À partir de la rentrée académique 2013-2014

Le troisième axe en synthèse :

Pour réorganiser la formation initiale des enseignants et la formation initiale et continue de leurs formateurs, en cohérence avec la structure du système éducatif et la réforme du paysage de l’enseignement supérieur :

  1. Revoir le modèle de formation - différentes formules pouvant être envisagées :
    • définir les conditions d’obtention du master et en développer des parcours variés :
      • une formation initiale en 5 ans « classique » (bac + master co-organisés par les institutions concernées) ;
      • une formation initiale en 5 ans « à la carte » (bac + master co-organisés, en alternance ou par valorisation de crédits tout au long de la vie, le master étant accessible le cas échéant aux enseignants actuellement en fonction) ;
      • une formation initiale en 3 ans complétée par un master en alternance ou un master par valorisation de crédits tout au long de la vie ;
    • intégrer dans l’organisation de la formation initiale des enseignants les pratiques d’accompagnement des futurs et des jeunes enseignants par des enseignants expérimentés ;
  2. Etudier l’organisation actuelle de la formation des enseignants en Haute Ecole, à l’université, en promotion sociale et en école supérieure des arts afin d’en conserver les atouts dans la future organisation ;
  3. Evaluer la pertinence de créer une nouvelle institution de formation initiale des enseignants et de formation initiale et continue de leurs formateurs.

Le troisième axe en détail :

La refonte de la formation initiale des enseignants ne se restreint pas à la question de l’allongement ou non à 5 ans pour les instituteurs et régents.
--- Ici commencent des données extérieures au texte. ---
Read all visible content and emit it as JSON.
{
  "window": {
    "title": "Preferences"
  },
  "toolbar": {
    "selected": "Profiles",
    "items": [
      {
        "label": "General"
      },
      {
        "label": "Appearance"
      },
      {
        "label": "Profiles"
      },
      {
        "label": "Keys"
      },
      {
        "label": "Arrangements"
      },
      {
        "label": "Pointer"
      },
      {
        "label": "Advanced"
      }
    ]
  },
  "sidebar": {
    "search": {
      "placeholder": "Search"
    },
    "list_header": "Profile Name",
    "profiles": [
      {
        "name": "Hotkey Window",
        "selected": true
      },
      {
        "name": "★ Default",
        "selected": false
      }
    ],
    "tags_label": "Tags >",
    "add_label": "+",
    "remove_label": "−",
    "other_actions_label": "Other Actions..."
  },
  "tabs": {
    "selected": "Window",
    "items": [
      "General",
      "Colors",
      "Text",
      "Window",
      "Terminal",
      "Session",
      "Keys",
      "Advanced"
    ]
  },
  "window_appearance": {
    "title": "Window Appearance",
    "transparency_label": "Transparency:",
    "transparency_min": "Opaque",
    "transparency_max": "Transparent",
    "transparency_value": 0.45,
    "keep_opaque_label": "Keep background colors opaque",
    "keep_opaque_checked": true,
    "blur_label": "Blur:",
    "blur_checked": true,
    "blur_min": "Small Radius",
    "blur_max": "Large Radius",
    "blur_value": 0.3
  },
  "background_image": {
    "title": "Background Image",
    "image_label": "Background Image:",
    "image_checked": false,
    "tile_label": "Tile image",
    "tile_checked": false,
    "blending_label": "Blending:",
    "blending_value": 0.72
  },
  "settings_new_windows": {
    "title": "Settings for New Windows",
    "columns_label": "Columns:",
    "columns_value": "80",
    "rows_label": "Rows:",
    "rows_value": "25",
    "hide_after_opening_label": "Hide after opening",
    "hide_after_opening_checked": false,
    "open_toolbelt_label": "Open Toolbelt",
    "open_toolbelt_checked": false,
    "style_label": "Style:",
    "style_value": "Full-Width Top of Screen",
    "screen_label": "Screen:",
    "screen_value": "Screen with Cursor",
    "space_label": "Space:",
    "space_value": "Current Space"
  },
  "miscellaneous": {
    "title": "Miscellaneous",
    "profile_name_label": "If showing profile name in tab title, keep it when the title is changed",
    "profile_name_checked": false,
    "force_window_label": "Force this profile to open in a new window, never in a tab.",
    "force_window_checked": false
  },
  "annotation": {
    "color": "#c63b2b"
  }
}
Il faut se saisir de l’occasion pour repenser en profondeur l’ensemble de la formation initiale et continue des enseignants et la formation initiale et continue de leurs formateurs, en articulation étroite avec la formation continue des enseignants en fonction et l’entrée des nouveaux enseignants dans le métier et ce, afin d’améliorer les conditions d’exercice du métier, au bénéfice des élèves. Les changements les plus importants envisagés concernent donc :
  • le renforcement des exigences de formation initiale pour tous d’une part,
  • la mise sur pied d’un dispositif de formation continue pour les formateurs d’enseignants, d’autre part.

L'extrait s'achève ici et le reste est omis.